Dans les années 1990, il n’y avait pas Twitter, il n’y avait pas Facebook. Donc les gens venaient aussi aux meetings pour savoir ce qui se passait au Cameroun. Donc on ne peut pas comparer les deux époques. Et nous ne sommes pas là dans une compétition pour savoir qui mobilise plus dans la rue que les autres.

Tout de même, dans un rapport parlementaire publié en France récemment, il est écrit à propos du Cameroun que le parti présidentiel est hégémonique, mais aussi que l’opposition est mal structurée et incapable de mobiliser.

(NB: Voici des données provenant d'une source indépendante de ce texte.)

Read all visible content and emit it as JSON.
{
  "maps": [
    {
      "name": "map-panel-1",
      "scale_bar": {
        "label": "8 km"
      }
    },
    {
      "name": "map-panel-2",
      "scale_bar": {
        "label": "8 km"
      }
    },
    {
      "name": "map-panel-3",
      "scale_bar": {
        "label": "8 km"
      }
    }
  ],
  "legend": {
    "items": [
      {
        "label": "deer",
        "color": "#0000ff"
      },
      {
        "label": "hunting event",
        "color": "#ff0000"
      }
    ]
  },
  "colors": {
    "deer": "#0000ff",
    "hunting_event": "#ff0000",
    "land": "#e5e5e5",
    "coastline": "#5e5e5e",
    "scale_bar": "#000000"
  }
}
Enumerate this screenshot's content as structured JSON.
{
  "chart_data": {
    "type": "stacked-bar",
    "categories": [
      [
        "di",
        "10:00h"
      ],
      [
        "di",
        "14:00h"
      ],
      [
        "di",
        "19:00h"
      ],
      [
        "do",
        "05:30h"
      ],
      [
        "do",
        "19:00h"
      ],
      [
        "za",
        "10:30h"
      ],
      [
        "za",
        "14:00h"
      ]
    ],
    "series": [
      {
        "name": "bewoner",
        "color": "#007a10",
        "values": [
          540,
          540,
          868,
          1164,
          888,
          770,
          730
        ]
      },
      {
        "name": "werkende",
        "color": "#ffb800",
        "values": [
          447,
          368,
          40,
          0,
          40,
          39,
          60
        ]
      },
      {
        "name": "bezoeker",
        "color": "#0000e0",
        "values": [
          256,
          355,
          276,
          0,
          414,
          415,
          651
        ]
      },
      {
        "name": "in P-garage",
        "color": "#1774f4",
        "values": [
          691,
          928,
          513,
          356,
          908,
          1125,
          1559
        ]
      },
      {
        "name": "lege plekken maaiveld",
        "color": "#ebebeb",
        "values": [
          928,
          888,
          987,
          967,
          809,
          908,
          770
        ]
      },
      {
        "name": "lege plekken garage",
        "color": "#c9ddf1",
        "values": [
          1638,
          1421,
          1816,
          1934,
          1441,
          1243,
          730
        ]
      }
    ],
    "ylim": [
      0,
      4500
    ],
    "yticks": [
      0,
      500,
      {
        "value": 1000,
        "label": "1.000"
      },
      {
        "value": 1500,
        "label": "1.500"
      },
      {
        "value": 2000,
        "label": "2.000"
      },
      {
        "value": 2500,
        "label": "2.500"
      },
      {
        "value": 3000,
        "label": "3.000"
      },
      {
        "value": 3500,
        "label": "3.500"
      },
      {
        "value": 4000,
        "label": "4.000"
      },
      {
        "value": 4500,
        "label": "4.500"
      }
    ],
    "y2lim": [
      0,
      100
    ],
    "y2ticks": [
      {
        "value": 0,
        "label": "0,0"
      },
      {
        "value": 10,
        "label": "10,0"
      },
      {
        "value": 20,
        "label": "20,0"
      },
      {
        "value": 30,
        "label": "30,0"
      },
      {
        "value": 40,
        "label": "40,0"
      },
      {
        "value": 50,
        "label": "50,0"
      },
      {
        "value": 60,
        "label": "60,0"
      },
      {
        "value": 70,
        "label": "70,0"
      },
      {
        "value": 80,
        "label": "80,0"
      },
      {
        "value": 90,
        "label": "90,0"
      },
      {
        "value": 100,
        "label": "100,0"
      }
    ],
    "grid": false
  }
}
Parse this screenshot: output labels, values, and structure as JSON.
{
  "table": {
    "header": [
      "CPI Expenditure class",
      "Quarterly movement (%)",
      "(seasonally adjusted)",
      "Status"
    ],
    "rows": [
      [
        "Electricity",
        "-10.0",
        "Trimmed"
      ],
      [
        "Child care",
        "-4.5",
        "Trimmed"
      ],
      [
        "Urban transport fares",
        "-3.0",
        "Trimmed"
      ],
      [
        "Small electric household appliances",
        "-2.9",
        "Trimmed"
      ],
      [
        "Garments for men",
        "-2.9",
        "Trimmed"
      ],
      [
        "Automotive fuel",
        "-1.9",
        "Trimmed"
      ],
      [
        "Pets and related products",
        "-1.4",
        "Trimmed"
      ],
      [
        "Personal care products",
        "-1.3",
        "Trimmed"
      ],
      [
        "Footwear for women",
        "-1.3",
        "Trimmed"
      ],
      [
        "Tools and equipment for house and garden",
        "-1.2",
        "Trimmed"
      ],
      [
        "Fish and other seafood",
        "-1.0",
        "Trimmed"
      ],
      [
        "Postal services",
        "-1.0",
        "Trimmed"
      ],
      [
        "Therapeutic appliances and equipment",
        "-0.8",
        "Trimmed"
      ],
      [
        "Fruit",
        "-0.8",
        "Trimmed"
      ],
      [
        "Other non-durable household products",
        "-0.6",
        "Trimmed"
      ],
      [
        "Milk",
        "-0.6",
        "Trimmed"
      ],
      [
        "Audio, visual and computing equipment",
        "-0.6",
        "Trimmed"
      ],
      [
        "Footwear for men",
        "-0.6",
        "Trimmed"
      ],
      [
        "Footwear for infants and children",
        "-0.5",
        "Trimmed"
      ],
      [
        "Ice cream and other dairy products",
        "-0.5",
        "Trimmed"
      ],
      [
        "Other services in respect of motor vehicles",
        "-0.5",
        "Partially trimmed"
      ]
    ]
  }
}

C’est plus ou moins exact. Je ne dirais pas qu’on est incapables de mobiliser la population, mais que nous avons en face de nous un régime qui utilise toutes les passerelles possibles pour pouvoir se maintenir au pouvoir. Nous parlons d’un multipartisme au Cameroun, mais nous ne parlons pas encore de démocratie.

Donc le rapport est juste, mais peut-être que les causes qui font que cette mobilisation de l’opposition n’est pas comme ils aimeraient qu’elle soit, ne sont pas bien détaillées dans ce document.

L’actualité au Cameroun, c’est évidemment la guerre contre Boko Haram. Une partie de la jeunesse camerounaise, originaire de l’Extrême-Nord, s’est engagée dans les rangs du groupe islamiste. Est-ce que ce n’est pas un échec pour la classe politique camerounaise dans son ensemble, l’opposition comprise, de ne pas incarner un espoir pour cette jeunesse ?

C’est un échec, j’en conviens. Le développement socio-économique est entièrement absent et aujourd’hui Boko Haram est capable de recruter des jeunes avec 10 000 francs par mois, parfois même moins, pour aller tuer leurs propres frères. Il faut se ressaisir.

En décembre dernier, le président Paul Biya avait annoncé un plan d’urgence pour le Grand Nord pour réduire les écarts de développement entre cette région et le reste du pays. Est-ce que ce plan a porté ses fruits ?

On attend toujours ce plan. Il va démarrer avec la construction de salles de classe alors que ce que tout le monde demande dans le Grand Nord, c’est des instituteurs, des professeurs de lycée, parce que c’est trop dangereux, les écoles étant le symbole même de ce que Boko Haram combat.

Mais qu’est-ce que nous faisons ? Nous construisons des salles de classe en plus, alors que nous ne trouvons pas le personnel pour aller enseigner. Ce dont les gens ont besoin dans l’Extrême-Nord, c’est de l’irrigation, pour qu’il y ait une agriculture qui fonctionne, des points d’eau, pour qu’il y ait de l’eau potable, des écoles qui ont des instituteurs. Voilà ce dont les gens ont besoin et pour cela, on n’a pas besoin d’un plan. L’Etat doit reprendre sa fonction régalienne et s’occuper des populations dans cette région-là.